Figure: Isomers of 2-butene.

Because rotation about the C=C double bond is energetically unfavorable, interconversion between these to isomers at room temperature is very slow.

Compounds that contain more than one double bond are called polyenes. As with alkenes, if the backbone contains four or more carbons, we need to specify where on the chain the double bonds occur. Thus, the molecule CH$_2$=CH-CH=CH$_2$ is known as 1,3-butadiene (see Figure below):

Figure: 1,3-butadiene.

The di is used here because the molecule contains two double bonds. 1,3-butadiene is particularly interesting because all of the carbons are $sp^2$ hybridized.
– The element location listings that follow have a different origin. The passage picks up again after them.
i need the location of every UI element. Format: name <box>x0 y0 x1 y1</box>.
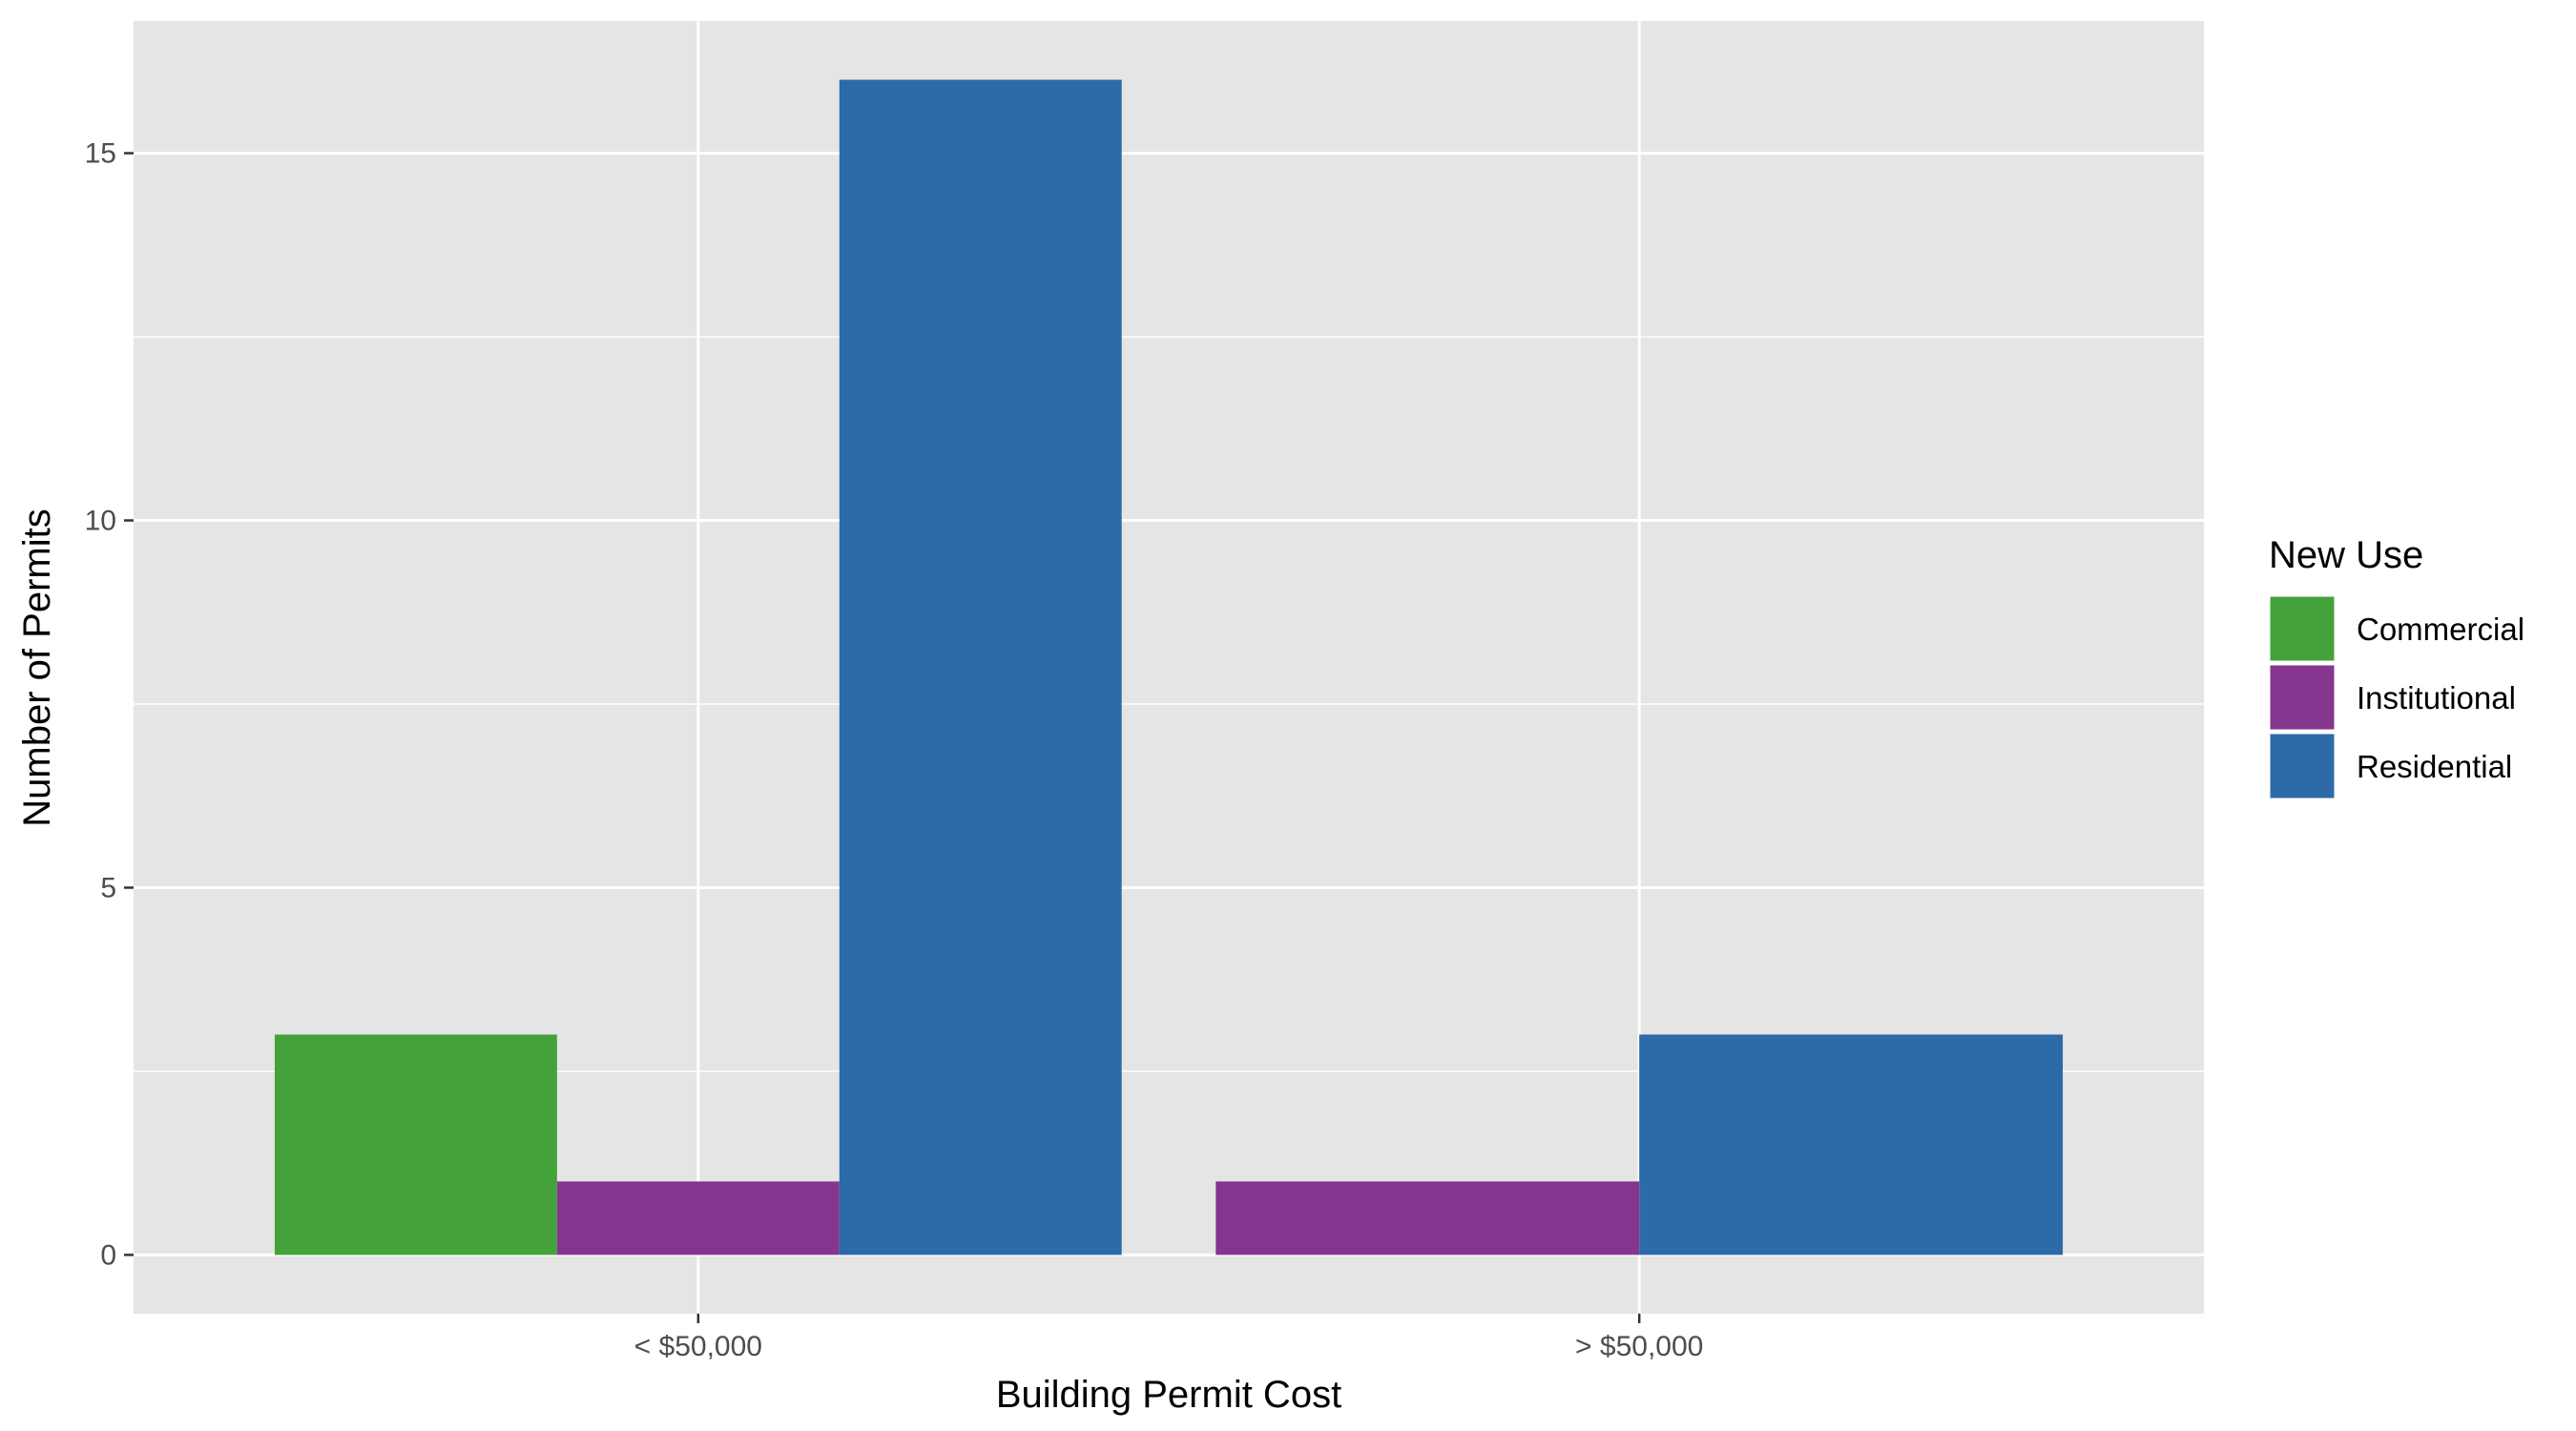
bar-institutional <box>556 1181 840 1255</box>
bar-residential <box>1639 1034 2064 1255</box>
y-tick-label: 5 <box>100 872 116 903</box>
bar-institutional <box>1215 1181 1640 1255</box>
x-tick-label: < $50,000 <box>634 1331 762 1362</box>
legend-key-commercial <box>2267 593 2337 664</box>
legend-key-institutional <box>2267 662 2337 733</box>
x-tick-label: > $50,000 <box>1575 1331 1703 1362</box>
legend-label: Commercial <box>2357 612 2524 647</box>
bar-residential <box>839 79 1122 1255</box>
x-axis: < $50,000 > $50,000 <box>634 1314 1703 1362</box>
legend-key-residential <box>2267 731 2337 801</box>
legend-label: Residential <box>2357 749 2512 784</box>
bar-commercial <box>274 1034 557 1255</box>
bars <box>274 79 2064 1255</box>
y-axis: 0 5 10 15 <box>85 138 134 1271</box>
legend-label: Institutional <box>2357 680 2516 716</box>
x-axis-title: Building Permit Cost <box>996 1374 1341 1416</box>
y-tick-label: 10 <box>85 506 116 537</box>
y-tick-label: 15 <box>85 138 116 170</box>
legend: New Use Commercial Institutional Residenti… <box>2267 534 2524 801</box>
legend-title: New Use <box>2269 534 2423 576</box>
y-axis-title: Number of Permits <box>16 508 58 826</box>
y-tick-label: 0 <box>100 1239 116 1271</box>
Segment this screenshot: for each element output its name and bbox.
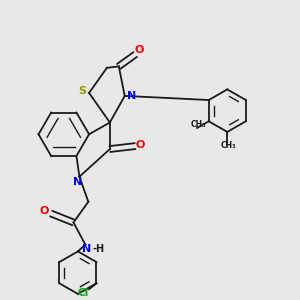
Text: O: O bbox=[40, 206, 49, 216]
Text: N: N bbox=[73, 177, 83, 187]
Text: -H: -H bbox=[93, 244, 105, 254]
Text: Cl: Cl bbox=[77, 288, 89, 298]
Text: O: O bbox=[135, 45, 144, 55]
Text: O: O bbox=[136, 140, 145, 150]
Text: N: N bbox=[127, 91, 136, 101]
Text: CH₃: CH₃ bbox=[221, 141, 236, 150]
Text: S: S bbox=[79, 86, 86, 97]
Text: CH₃: CH₃ bbox=[191, 120, 206, 129]
Text: N: N bbox=[82, 244, 92, 254]
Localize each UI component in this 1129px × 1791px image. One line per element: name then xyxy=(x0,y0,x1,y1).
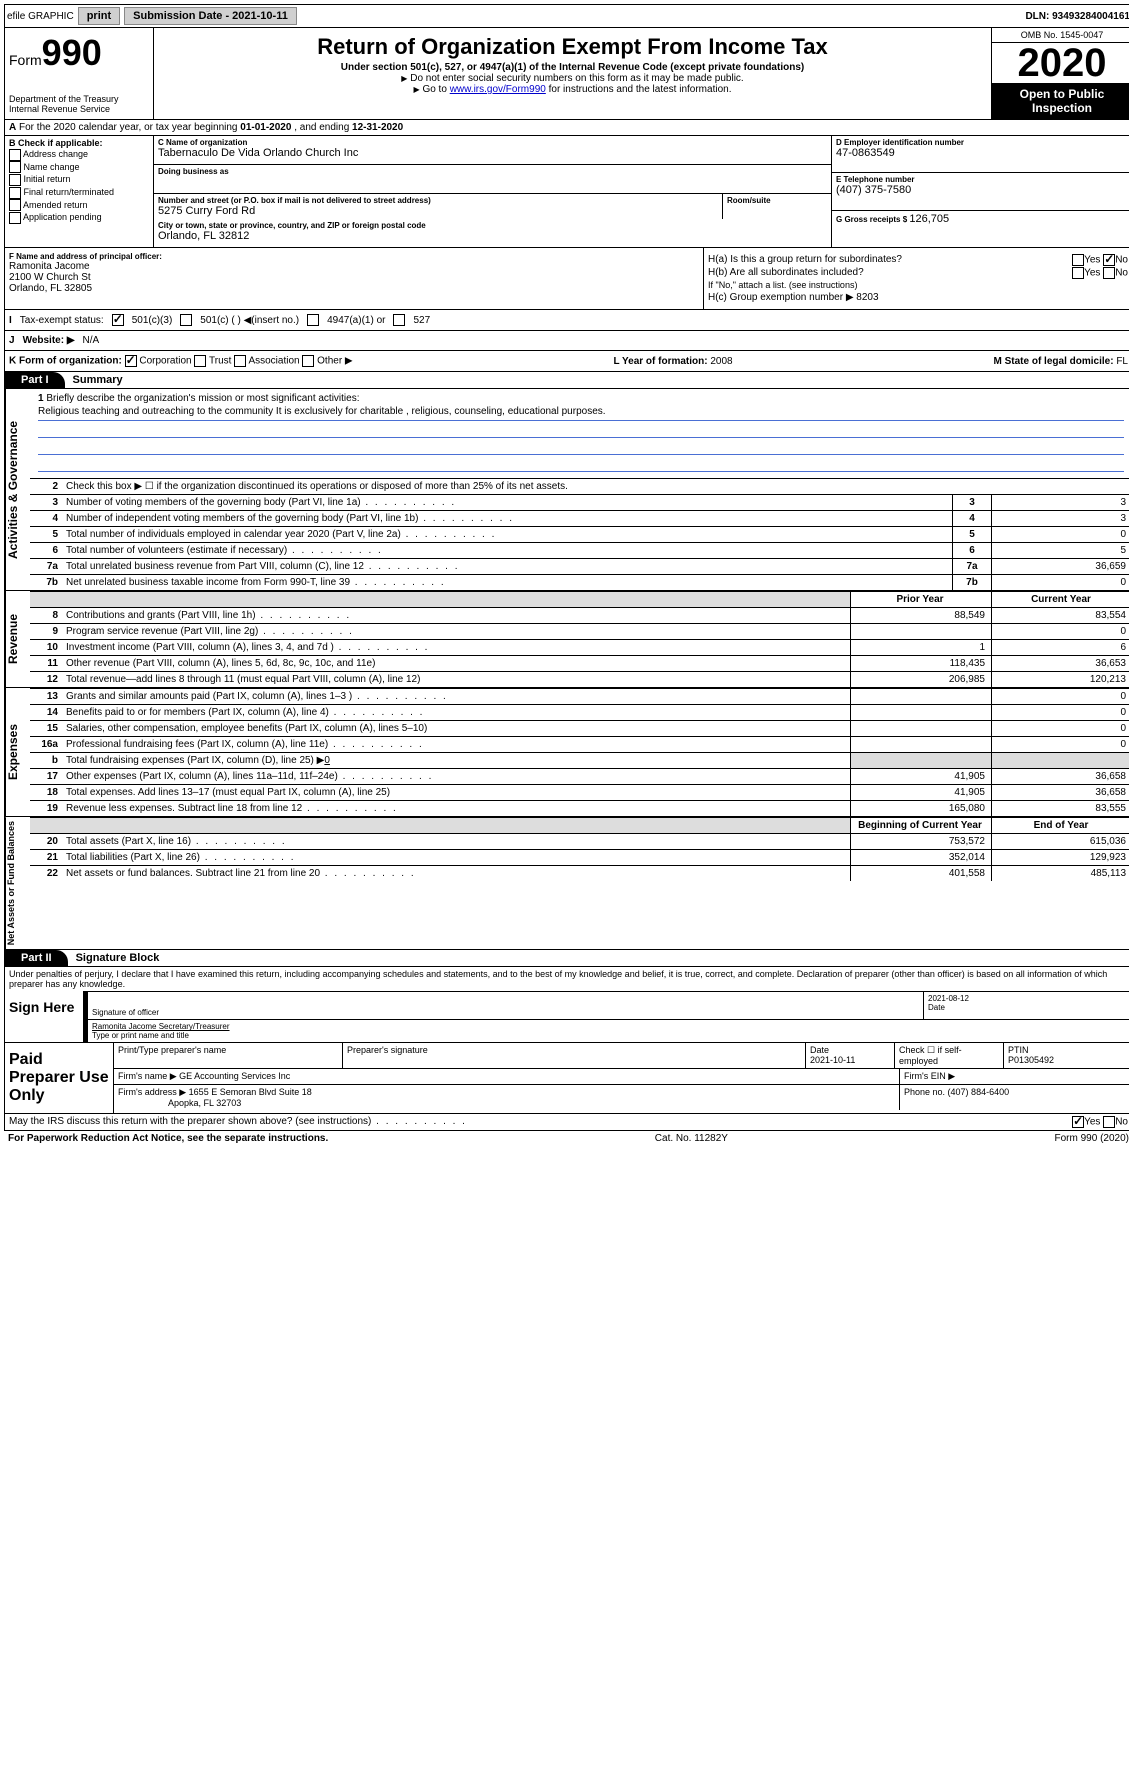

Because of this, each of the four carbons has an unhybridized $p_z$ orbital, and these four $p_z$ orbitals can be combined to give four new MOs for carbons A, B, C, D:

$$\psi_1({\bf r}) \propto \psi_{2p_z}^A({\bf r}) + \psi_{2p_z}^B({\bf r}) + \psi_{2p_z}^C({\bf r}) + \psi_{2p_z}^D({\bf r})$$

$$\psi_2({\bf r}) \propto \psi_{2p_z}^A({\bf r}) + \psi_{2p_z}^B({\bf r}) - \psi_{2p_z}^C({\bf r}) - \psi_{2p_z}^D({\bf r})$$

$$\psi_3({\bf r}) \propto \psi_{2p_z}^A({\bf r}) - \psi_{2p_z}^B({\bf r}) - \psi_{2p_z}^C({\bf r}) + \psi_{2p_z}^D({\bf r})$$

$$\psi_4({\bf r}) \propto \psi_{2p_z}^A({\bf r}) - \psi_{2p_z}^B({\bf r}) + \psi_{2p_z}^C({\bf r}) - \psi_{2p_z}^D({\bf r})$$

For $\psi_1$, the four $p_z$ orbitals have the positive lobes above the plane of the carbons and the negative lobes below the plane, so the resulting MO has a single nodal plane, which is the plane of the carbons. This is the lowest energy MO. For $\psi_2$, The leftmost pair of $p_z$ orbitals have their positive lobes above the plane and negative lobes below the plane, but the rightmost pair of $p_z$ orbitals is oriented in the opposite sense, with the positive lobes below and plane and the negative lobes above the plane. This MO will have an additional nodal plane cutting the C-C single bond in the middle of the molecule. For $\psi_3$, the central pair of $p_z$ orbitals is oriented so that both positive lobes are below the plane, while for the outer $p_z$ orbitals, the positive lobes are above the plane. This MO will, therefore, have two additional nodal planes cutting through the two double bonds. Finally, for $\psi_4$, the highest energy orbital, the $p_z$ orbitals altenate in their orientation with respect to the carbon plane. The resulting MO has three additional nodal planes cutting through each of the carbon-carbon bonds. The MOs are shown in the figure below:

Figure: The four MOs formed from the unhybridized $2p_z$ orbitals in 1,3-butadiene.

Thus, 1,3-butadiene has two short CC bonds and one long bond between the two short bonds. When short and long bonds alternate in this way, the molecule is known as a conjugated $\pi$ system. Note that the lowest energy MO is an extended orbital that is delocalized over the entire molecule. This is typical of conjugated $\pi$ systems and indicates that the electrons in such an orbital are really delocalized over the entire molecule. This type of electron delocalization makes such systems ideal in molecular electronics, as it is possible to pass an electrical current through the molecule, with electrons passing through the delocalized $\pi$ system between two electrodes.